Still, the image lived on for decades in political cartoons. The symbolic object outlived the physical globe. One could immediately recognize it as an ideal of the democratic process, perhaps never to be attained, but imaginable all the same.
Transparency remains a fertile aspirational metaphor. After the reunification of Germany, the dome of the Reichstag in Berlin was rebuilt in glass rather than stone, so that visitors can stand on the roof and look down on government proceedings that are literally transparent.
Today, Ellery says, our voting objects bear out a different vision of democracy. In the early twentieth century we began to prize the idea of voting in solitude.
EF: People have become much more interested in the privacy, the secrecy, of the ballot. Of that as a sacred activity that's kind of between you and your conscience, that no one else should know who you're voting for.
This, in turn, came from anxieties about politicians paying voters at the polling place—or threatening them.

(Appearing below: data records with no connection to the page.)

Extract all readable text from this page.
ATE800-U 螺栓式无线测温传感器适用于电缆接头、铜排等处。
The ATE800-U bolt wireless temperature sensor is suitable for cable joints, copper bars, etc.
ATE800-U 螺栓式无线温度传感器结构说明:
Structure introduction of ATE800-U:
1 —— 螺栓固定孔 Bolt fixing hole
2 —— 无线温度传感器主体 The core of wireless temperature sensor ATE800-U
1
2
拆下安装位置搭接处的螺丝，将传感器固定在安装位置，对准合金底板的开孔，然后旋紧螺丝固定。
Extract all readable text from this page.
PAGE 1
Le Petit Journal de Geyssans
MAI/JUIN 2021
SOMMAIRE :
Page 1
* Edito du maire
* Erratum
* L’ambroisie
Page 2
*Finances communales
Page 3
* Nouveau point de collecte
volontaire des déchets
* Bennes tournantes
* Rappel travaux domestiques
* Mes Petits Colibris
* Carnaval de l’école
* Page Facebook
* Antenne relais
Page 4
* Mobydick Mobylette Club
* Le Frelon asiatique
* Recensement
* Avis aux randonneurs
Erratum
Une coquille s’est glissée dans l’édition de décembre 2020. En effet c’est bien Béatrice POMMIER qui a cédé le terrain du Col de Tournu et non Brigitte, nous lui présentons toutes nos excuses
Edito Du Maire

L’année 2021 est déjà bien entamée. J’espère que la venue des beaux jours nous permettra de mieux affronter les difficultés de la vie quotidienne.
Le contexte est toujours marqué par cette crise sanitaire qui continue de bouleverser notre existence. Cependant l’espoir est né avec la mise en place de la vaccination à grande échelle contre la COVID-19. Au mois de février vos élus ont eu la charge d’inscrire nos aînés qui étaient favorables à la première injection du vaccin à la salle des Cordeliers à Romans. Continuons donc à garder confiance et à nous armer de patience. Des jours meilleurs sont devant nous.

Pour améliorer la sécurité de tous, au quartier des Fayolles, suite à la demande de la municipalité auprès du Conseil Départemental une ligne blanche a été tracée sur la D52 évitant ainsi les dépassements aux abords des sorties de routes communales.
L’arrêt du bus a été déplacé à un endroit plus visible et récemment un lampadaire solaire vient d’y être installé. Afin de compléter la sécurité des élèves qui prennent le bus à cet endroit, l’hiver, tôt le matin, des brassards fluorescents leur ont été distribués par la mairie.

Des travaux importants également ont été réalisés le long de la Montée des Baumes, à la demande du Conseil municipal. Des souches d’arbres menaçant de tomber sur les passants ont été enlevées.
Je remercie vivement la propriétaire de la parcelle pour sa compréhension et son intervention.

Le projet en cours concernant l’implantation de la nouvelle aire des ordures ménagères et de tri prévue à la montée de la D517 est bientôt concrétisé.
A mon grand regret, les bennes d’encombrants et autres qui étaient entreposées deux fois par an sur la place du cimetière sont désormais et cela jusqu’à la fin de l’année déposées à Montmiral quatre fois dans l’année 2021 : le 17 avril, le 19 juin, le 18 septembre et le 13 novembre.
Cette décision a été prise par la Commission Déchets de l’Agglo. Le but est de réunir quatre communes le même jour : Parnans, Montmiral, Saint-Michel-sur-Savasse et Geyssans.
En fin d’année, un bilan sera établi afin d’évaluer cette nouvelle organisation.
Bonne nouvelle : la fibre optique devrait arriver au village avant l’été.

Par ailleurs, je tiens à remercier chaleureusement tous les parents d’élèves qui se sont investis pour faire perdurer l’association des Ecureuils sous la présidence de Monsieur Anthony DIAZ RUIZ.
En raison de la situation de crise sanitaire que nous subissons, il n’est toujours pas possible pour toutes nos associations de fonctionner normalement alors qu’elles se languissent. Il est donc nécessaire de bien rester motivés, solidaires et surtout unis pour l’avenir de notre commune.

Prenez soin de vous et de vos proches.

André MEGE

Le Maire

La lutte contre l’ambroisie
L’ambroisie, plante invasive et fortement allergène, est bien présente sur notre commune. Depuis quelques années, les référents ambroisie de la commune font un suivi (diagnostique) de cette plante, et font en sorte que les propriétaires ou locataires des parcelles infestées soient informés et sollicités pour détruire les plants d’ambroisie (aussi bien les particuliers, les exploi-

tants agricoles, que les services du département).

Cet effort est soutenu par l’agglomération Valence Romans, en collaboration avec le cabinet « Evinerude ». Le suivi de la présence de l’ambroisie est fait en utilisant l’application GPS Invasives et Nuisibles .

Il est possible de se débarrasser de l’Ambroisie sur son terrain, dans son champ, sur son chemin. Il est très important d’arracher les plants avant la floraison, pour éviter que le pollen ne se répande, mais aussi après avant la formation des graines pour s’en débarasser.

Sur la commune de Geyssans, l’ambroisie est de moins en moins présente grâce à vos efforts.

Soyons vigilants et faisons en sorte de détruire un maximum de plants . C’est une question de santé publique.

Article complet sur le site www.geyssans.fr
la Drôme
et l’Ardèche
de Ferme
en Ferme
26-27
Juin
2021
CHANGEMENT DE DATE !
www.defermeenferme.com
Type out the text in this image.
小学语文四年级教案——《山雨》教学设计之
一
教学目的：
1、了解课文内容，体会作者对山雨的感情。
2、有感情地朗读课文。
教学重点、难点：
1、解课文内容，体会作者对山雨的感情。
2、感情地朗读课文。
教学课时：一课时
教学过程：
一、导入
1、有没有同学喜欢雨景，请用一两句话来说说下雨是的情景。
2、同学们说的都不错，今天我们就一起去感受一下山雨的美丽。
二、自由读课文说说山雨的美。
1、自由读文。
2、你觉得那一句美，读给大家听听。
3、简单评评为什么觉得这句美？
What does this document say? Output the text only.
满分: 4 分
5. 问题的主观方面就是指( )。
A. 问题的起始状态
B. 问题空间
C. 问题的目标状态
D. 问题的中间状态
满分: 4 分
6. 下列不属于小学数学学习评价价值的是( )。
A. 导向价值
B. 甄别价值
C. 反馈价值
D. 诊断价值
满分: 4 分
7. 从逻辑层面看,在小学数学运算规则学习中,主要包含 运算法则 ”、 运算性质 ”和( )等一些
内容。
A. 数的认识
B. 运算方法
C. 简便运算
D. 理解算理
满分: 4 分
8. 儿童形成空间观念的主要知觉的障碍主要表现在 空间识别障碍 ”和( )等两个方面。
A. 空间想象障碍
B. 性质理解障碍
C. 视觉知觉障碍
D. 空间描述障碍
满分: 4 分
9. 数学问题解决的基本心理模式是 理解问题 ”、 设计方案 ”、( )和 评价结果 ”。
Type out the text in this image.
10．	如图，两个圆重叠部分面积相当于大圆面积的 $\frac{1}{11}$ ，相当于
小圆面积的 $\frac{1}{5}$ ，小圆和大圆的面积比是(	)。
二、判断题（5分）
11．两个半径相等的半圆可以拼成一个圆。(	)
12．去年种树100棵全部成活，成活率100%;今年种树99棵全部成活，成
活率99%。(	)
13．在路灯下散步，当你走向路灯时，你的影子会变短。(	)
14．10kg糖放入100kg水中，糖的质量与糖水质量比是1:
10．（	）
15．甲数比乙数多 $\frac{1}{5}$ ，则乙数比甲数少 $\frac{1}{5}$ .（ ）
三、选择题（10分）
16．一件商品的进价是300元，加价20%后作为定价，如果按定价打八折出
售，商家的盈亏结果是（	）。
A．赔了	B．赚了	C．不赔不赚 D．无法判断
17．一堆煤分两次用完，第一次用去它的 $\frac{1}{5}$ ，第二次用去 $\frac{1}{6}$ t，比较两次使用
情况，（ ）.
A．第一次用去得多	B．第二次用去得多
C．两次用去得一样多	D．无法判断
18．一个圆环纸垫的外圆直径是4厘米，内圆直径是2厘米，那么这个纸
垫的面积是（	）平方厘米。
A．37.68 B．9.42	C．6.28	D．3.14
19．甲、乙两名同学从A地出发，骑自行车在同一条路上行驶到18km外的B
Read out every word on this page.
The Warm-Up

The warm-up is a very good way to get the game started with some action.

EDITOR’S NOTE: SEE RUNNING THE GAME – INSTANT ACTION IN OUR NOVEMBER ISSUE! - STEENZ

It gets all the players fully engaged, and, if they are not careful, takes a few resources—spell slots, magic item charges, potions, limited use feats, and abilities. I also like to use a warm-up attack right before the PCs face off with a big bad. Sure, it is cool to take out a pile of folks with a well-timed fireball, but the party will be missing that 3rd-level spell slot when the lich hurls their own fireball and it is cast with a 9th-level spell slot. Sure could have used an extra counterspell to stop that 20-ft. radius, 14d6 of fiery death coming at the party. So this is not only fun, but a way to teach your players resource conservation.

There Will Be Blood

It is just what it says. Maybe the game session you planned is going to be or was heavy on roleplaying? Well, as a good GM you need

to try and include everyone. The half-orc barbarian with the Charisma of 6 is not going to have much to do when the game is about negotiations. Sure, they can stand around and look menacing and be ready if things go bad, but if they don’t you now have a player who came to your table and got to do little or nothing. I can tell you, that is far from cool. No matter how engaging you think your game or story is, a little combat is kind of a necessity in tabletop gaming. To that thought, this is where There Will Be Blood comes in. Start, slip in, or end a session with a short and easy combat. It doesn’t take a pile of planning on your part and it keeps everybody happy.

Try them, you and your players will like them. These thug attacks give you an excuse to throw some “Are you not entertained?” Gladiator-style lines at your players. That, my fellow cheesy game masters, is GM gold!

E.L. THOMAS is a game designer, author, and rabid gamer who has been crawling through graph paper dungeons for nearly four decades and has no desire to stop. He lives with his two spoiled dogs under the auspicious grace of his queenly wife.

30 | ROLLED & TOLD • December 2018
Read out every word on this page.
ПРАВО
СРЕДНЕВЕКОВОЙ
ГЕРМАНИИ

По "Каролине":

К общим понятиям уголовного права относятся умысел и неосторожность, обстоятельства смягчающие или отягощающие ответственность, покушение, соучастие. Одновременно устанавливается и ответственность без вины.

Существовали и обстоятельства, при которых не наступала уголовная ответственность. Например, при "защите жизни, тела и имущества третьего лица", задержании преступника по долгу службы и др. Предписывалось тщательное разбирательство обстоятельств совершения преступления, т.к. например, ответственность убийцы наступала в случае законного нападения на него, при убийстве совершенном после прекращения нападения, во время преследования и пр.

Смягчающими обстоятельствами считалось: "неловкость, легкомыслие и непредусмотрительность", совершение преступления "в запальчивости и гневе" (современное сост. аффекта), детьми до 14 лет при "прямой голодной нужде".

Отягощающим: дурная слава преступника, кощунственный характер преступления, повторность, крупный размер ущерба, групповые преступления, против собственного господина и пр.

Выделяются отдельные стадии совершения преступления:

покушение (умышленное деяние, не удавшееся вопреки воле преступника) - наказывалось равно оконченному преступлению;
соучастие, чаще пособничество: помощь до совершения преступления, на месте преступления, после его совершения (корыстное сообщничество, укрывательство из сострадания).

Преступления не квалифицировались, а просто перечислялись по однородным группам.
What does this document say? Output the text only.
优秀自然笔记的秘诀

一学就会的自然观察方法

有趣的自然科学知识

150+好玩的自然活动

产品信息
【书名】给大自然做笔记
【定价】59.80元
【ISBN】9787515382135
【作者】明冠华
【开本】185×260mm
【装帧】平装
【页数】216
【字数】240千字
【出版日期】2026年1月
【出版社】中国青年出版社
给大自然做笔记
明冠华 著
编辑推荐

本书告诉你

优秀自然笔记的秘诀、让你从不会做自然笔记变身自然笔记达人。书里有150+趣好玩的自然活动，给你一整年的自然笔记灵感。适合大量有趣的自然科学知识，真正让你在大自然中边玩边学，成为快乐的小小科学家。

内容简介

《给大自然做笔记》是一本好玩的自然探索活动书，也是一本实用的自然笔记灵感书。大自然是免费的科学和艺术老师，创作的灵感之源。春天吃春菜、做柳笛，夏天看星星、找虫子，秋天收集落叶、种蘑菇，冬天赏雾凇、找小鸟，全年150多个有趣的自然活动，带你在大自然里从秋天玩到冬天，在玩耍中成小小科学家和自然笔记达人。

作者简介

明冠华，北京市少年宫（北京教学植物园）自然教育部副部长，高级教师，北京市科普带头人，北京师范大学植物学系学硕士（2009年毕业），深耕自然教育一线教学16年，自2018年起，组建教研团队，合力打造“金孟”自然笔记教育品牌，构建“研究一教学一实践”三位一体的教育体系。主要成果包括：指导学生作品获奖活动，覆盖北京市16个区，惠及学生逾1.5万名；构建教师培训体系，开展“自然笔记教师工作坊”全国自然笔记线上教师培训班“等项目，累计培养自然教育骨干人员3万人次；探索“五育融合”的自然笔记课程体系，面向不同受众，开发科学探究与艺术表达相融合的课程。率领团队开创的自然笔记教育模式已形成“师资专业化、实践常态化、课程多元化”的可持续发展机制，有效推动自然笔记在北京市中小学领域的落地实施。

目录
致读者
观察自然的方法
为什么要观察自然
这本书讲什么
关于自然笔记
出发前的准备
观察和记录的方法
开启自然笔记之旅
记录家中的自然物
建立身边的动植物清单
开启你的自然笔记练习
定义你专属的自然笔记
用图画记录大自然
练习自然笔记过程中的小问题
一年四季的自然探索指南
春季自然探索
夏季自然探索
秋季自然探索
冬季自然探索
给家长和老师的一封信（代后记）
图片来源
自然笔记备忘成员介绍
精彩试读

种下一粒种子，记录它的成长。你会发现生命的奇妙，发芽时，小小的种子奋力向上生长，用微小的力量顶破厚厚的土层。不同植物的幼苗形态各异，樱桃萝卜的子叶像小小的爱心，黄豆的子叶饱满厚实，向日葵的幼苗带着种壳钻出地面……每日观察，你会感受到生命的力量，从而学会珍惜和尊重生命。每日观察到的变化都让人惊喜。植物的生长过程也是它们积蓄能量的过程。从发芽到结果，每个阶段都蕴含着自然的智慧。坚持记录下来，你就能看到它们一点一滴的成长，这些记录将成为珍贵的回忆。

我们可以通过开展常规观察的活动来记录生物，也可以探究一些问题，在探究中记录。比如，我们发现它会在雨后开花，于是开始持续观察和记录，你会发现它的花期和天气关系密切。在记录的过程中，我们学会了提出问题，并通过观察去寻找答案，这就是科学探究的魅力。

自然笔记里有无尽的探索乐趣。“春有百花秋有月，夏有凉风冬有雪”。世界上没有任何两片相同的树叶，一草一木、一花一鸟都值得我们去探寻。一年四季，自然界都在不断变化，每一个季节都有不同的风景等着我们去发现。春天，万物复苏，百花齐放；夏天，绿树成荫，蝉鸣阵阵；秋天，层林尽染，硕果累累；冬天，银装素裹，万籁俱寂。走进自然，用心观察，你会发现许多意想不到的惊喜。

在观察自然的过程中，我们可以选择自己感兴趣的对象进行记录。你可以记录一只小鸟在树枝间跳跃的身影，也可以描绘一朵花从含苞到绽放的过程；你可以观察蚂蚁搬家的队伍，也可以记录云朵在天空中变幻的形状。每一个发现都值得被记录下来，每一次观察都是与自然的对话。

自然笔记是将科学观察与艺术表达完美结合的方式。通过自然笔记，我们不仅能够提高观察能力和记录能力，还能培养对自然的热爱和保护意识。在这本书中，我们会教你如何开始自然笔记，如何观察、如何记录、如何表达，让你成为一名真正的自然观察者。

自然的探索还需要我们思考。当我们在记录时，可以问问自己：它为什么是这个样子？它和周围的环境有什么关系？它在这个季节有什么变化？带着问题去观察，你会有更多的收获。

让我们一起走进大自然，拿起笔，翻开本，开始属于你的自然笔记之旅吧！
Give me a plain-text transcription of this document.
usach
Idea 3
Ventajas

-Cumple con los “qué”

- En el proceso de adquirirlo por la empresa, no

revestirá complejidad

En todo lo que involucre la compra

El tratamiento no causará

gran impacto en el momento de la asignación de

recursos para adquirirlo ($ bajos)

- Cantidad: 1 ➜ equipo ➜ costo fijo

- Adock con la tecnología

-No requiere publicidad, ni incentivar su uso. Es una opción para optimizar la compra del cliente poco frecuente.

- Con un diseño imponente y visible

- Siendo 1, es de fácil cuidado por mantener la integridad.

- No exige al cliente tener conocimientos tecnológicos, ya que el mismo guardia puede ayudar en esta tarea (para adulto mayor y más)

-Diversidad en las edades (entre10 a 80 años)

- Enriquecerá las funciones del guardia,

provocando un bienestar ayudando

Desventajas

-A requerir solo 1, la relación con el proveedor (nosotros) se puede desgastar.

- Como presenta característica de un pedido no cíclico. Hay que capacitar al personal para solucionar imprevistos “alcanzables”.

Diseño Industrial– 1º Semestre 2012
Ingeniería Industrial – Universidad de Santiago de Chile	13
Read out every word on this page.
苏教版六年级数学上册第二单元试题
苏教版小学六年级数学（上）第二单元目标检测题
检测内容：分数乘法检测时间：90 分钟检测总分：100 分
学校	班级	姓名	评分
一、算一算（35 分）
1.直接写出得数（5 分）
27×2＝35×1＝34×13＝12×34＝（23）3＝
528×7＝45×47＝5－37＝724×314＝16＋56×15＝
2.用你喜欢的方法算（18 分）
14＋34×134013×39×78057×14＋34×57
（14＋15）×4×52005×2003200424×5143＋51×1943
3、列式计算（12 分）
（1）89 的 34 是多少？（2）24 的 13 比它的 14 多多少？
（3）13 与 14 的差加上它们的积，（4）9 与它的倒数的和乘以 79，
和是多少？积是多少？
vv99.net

EF: If only you and your conscience know who you voted for, there's no way of then securing a favor.
Behind the curtain, inside a booth, voting is supposed to become a communion between the individual and the ideal of democracy. It’s a kind of political Lutheranism. The institutions through which democracy exists in the world are supposed to fall away. It’s supposed to feel like that, at least. It’s just you, the ballot, and your marker. I’ll be alone at that touch screen, touching my candidate’s name.